Lula continua com altos índices nas pesquisas para a eleição de 2022. É neste cenário que se constroem e desconstroem as mobilizações do calendário definido pelas Frentes Povo Sem Medo e Brasil Popular. A esquerda institucional, como o PSOL, se divide em diferentes táticas, mas subordinadas à política de conciliação de classes do PT - tanto os que ficam como os que saem, no caso, Marcelo Freixo que embarcou no burguês e golpista PSB.

Diana AssunçãoSão Paulo | @dianaassuncaoED

segunda-feira 14 de junho de 2021 | Edição do dia

As últimas pesquisas continuam apontando que Lula venceria Bolsonaro em um eventual segundo turno nas eleições presidenciais de 2022. Este dado é o pano de fundo por trás de todas as movimentações do regime, dos partidos políticos e até mesmo da esquerda institucional. Até alguns meses atrás Lula ainda não estava habilitado a se candidatar, mas depois que o mesmo STF que impulsionou o golpe institucional e sua prisão arbitrária lhe devolveu seus direitos políticos, todas as conjunturas políticas até 2022 passam a estar marcadas por esse fator. Há um objetivo claro por trás disso que é o de criar um certo “consenso nacional” de que para derrotar eleitoralmente Bolsonaro vale tudo.

E para Lula vale mesmo: nas últimas semanas vimos Lula se reunir com José Sarney, Kassab, Fernando Henrique Cardoso e Eduardo Paes, velhos políticos e golpistas que foram os mesmos que protagonizaram o impeachment de Dilma Rousseff em 2016. Mas muitos deles eram base do governo Dilma. Como chegaram lá? Através da política do PT que em seus governos fortaleceu o agronegócio, a bancada evangélica, o judiciário e a Polícia Federal em nome da “governabilidade” quando, na prática, se tratava de um projeto de país bastante consolidado, que incluía empresários, banqueiros e capitalistas lucrando como nunca. Este caminho nos fez chegar até Bolsonaro, e agora Lula e o PT se utilizam do ódio genuíno das massas contra Bolsonaro para trazer de volta esse mesmo projeto, novamente de mãos dadas com a direita e agora com os golpistas.

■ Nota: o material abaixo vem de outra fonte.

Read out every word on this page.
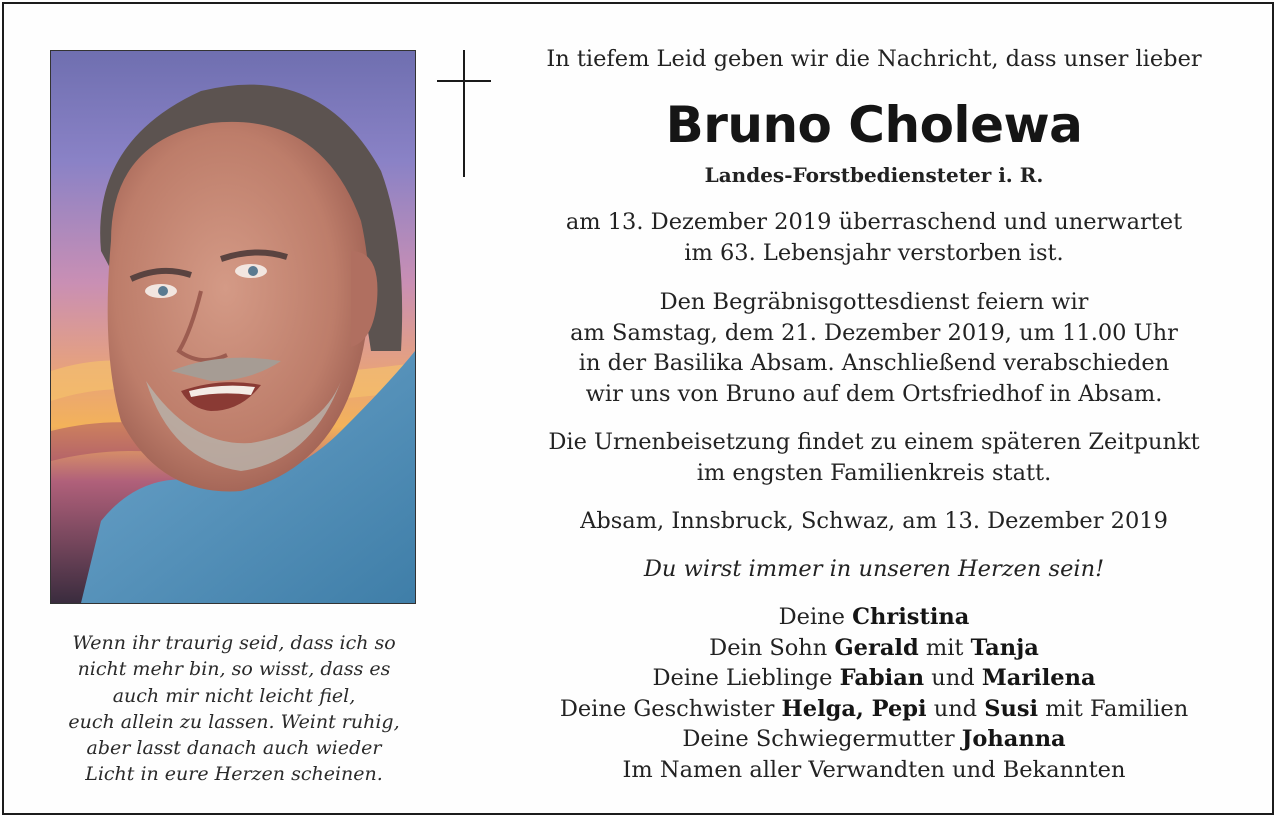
Wenn ihr traurig seid, dass ich so
nicht mehr bin, so wisst, dass es
auch mir nicht leicht fiel,
euch allein zu lassen. Weint ruhig,
aber lasst danach auch wieder
Licht in eure Herzen scheinen.
In tiefem Leid geben wir die Nachricht, dass unser lieber
Bruno Cholewa
Landes-Forstbediensteter i. R.
am 13. Dezember 2019 überraschend und unerwartet
im 63. Lebensjahr verstorben ist.
Den Begräbnisgottesdienst feiern wir
am Samstag, dem 21. Dezember 2019, um 11.00 Uhr
in der Basilika Absam. Anschließend verabschieden
wir uns von Bruno auf dem Ortsfriedhof in Absam.
Die Urnenbeisetzung findet zu einem späteren Zeitpunkt
im engsten Familienkreis statt.
Absam, Innsbruck, Schwaz, am 13. Dezember 2019
Du wirst immer in unseren Herzen sein!
Deine Christina
Dein Sohn Gerald mit Tanja
Deine Lieblinge Fabian und Marilena
Deine Geschwister Helga, Pepi und Susi mit Familien
Deine Schwiegermutter Johanna
Im Namen aller Verwandten und Bekannten
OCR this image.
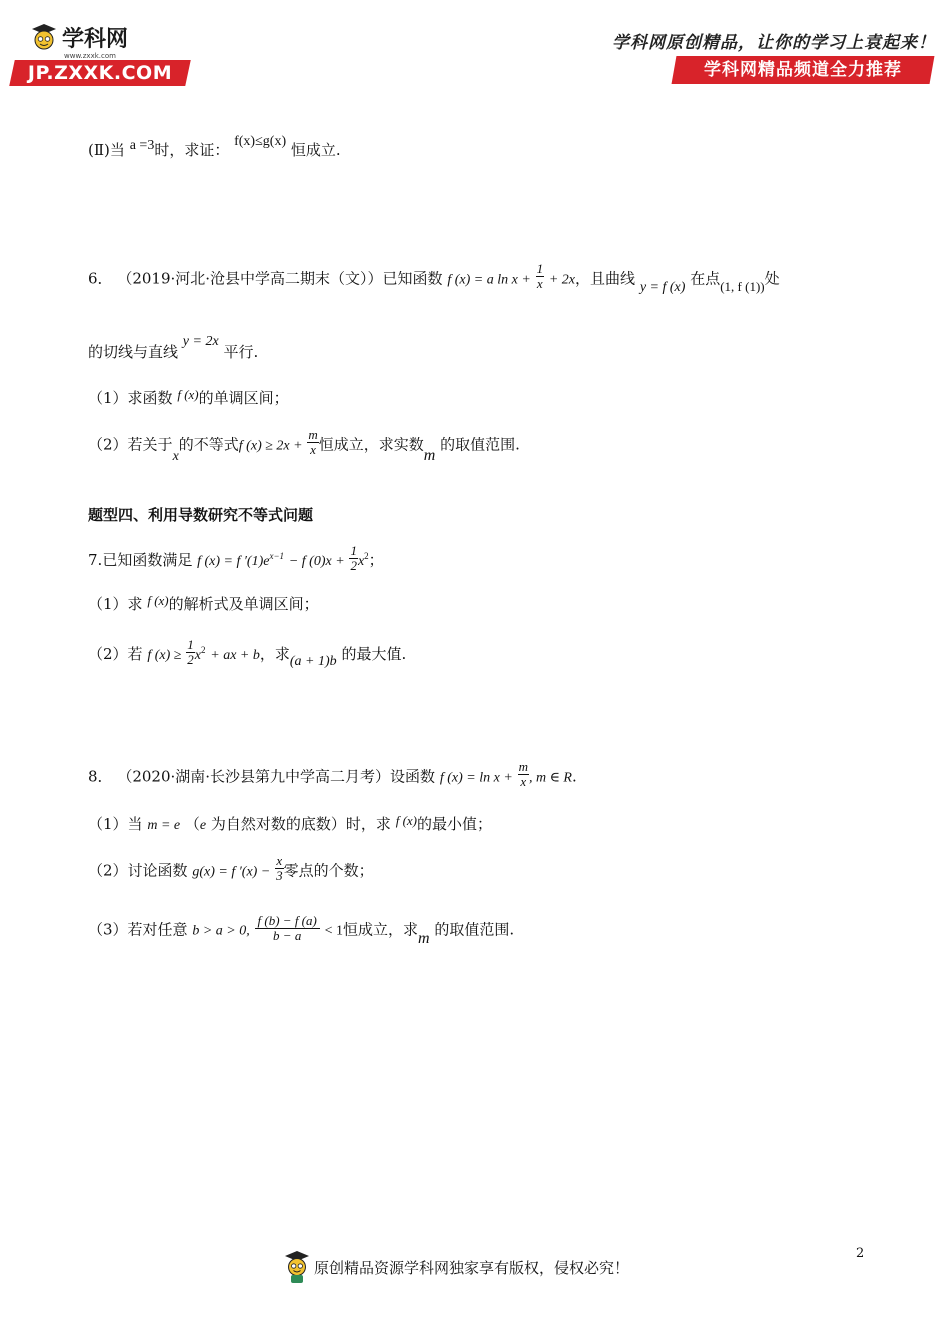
学科网
www.zxxk.com
JP.ZXXK.COM
学科网原创精品，让你的学习上袁起来！
学科网精品频道全力推荐
(Ⅱ)当 a =3时，求证： f(x)≤g(x) 恒成立.
6． （2019·河北·沧县中学高二期末（文））已知函数 f (x) = a $\ln x + \frac{1}{x} + 2x$，且曲线 y = f (x) 在点(1, f (1))处
的切线与直线 y = 2x 平行.
（1）求函数 f (x)的单调区间；
（2）若关于x的不等式f $(x) \ge 2x + \frac{m}{x}$ 恒成立，求实数m 的取值范围.
题型四、利用导数研究不等式问题
7.已知函数满足 f (x) = f $'(1)e^{x-1} - f$ $(0)x + \frac{1}{2} x^2$；
（1）求 f (x)的解析式及单调区间；
（2）若 f $(x) \ge \frac{1}{2} x^2$ + ax + b，求(a + 1)b 的最大值.
8． （2020·湖南·长沙县第九中学高二月考）设函数 f $(x) = \ln x + \frac{m}{x}$ , m ∈ R.
（1）当 m = e （e 为自然对数的底数）时，求 f (x)的最小值；
（2）讨论函数 g(x) = f $'(x) - \frac{x}{3}$ 零点的个数；
（3）若对任意 b > a > 0, $\frac{f (b) - f (a)}{b - a} < 1$恒成立，求m 的取值范围.
2
原创精品资源学科网独家享有版权，侵权必究！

A força dessa política é tamanha que hoje atravessa as principais correntes da esquerda institucional, como o PSOL que privilegia a atuação nas instituições do regime em detrimento da luta de classes. O fato é que desde as eleições de 2018 o PSOL vem gradativamente perdendo seu “sentido de existência”, uma vez que não defende nenhum programa que seja essencialmente diferente do programa do PT, está em blocos parlamentares permanentes com o PT e atua de forma consciente para encobrir a atuação dos sindicatos dirigidos pelo PT. Essa perda de sentido de existência do PSOL, ou seja, de uma crise mais estratégica de seu projeto, se expressa de distintas maneiras. A mais clara e aberta é a saída de grandes referências do partido dizendo que “agora é preciso derrotar Bolsonaro” (ou seja, o PSOL não serviria para isso) ou “só quero fazer parte do que pode dar certo”, como disse Jean Wyllys. Essas considerações brutais contra o PSOL são respondidas com “respeito” e “compreensão” por parte dos que ficam reafirmando que “estamos todos nas mesmas trincheiras” e que o PSOL “é necessário”, mas sem dizer exatamente para que. Dentre os que ficam, lembremos, está Edmilson Rodrigues, que tem uma reforma da previdência pronta para ser aplicada contra os trabalhadores de Belém que só não foi aplicada porque os salários dos servidores estão abaixo até mesmo de um salário mínimo, e também pela revolta generalizada dos servidores que ameaçaram resistir. Este é o “governo de esquerda” do PSOL e supostamente para isso o partido seria necessário.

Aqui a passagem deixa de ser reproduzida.